If you lived in St. Pete going back to at least 2010 then you remember the colorful doors of the Holiday Motel on Fourth Street North before it was demolished in 2019. St. Petersburg third-generation native and artist, Rebekah Lazaridis, wanted to pay homage to popular spots like Holiday Motel in the city that date back to the 1930s and 1940s with colorful hand-drawn illustrations.
“A lot of the places are disappearing, which is a good and a bad thing,” Lazaridis told Patch.
Rebekah Lazaridis, a St. Pete native, presents her exhibit, CIRCA, that pays homage to the city’s nostalgia at Mize Gallery. (Skyla Luckey/Patch)
Pre-pandemic, Lazaridis worked in acting theatres and when COVID-19 hit plays were halted.
“I loved doing scenery for theatre,” Lazaridis told Patch. “I’ve done a residency at American Stage Theatre, but then COVID hit, and I had to do something else. I started making art that realtors give you for your housewarming gift.

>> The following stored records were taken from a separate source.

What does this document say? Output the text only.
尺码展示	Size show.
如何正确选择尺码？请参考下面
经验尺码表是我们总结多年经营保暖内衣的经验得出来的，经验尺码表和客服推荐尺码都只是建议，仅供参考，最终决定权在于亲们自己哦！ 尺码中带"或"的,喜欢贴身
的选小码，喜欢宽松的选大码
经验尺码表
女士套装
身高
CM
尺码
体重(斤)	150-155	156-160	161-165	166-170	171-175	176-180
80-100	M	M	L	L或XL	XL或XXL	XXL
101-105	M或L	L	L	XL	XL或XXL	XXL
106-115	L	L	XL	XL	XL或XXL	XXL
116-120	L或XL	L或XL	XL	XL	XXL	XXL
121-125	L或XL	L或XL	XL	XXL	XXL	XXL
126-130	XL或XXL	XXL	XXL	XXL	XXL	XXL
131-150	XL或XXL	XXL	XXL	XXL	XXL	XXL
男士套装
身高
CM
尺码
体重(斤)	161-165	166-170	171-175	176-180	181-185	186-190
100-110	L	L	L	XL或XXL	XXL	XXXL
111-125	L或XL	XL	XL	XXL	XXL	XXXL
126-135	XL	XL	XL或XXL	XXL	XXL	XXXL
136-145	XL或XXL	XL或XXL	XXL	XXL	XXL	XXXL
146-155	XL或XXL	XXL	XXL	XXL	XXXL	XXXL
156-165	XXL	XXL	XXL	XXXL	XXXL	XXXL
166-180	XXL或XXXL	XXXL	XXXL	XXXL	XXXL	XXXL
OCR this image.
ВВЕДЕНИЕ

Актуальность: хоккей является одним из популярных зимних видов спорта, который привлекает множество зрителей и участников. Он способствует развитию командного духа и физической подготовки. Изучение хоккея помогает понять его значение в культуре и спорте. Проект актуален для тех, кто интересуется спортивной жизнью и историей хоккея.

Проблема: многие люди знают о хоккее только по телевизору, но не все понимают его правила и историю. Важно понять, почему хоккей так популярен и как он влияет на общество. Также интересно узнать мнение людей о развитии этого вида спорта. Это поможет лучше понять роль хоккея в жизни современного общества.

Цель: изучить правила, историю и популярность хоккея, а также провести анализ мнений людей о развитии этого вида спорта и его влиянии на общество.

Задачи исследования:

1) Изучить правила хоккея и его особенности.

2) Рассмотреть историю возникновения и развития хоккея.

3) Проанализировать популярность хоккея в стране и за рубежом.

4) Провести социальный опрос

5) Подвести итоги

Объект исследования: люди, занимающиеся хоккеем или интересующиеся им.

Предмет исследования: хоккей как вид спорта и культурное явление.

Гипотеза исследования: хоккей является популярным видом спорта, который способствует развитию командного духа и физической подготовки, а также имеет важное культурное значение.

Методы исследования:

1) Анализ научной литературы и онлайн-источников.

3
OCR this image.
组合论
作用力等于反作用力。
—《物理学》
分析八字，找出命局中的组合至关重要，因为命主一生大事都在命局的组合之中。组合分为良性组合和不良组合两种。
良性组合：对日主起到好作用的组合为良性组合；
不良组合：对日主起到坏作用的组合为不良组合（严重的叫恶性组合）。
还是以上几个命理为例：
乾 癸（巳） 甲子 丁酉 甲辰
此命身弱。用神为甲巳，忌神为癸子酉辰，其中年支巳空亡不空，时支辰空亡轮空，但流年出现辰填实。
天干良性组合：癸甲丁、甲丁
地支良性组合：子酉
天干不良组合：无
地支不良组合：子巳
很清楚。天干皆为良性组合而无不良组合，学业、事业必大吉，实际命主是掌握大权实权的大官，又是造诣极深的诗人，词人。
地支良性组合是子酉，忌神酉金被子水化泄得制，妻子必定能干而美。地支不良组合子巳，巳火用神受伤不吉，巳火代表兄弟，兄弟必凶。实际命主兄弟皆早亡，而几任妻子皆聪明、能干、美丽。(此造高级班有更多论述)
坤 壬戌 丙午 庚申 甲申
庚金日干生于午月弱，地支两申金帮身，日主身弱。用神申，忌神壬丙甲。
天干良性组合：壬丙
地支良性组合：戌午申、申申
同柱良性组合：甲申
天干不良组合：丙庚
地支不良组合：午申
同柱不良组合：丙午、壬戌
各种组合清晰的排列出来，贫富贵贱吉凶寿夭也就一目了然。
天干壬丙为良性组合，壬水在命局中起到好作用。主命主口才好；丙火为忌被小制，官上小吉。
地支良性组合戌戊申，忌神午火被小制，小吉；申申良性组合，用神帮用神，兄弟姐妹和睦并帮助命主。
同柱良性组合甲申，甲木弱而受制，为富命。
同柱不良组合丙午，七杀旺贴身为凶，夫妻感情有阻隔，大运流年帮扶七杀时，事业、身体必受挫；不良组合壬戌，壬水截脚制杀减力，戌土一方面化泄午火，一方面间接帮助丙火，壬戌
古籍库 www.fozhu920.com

The pieces in this show I started doing pre-pandemic, but during the pandemic, I had more time to work on them.”
Lazaridis shares memories with her family and friends at restaurants that were well-known and at long-gone hipster vibe coffee shops like The Globe.
Illustration of China City, a former St. Pete stable closed in 2016, by Rebekah Lazaridis. (Mize Art Gallery/Rebekah Lazaridis)
“China City was one of my favorite places to go,” Lazaridis said. “I just miss their egg rolls. I went there every weekend with my family. I have more favorite places but that’s the first one that comes to mind.”
Chicken Salad Chick opened in China City’s once upon a time home March 2021.
A few memorabilia items from her family are in the exhibit, too, like her grandfather’s clarinet played at St. Petersburg High School and his baseball cleats. Another place special to Lazaridis is Bringe Music on Central Avenue. She remembers going there with her dad a lot as he had his instruments serviced.
Connections and the space these buildings hold in Lazaridis’ heart were recently printed under each of the illustrations at the Mize Gallery during her showcase. Some other pieces include the historic Manhattan Casino, the Deuces Live sign, and the State Theater.
Lazaridis graduated with a Bachelor of Fine Arts from The School of The Art Institute of Chicago in 2005.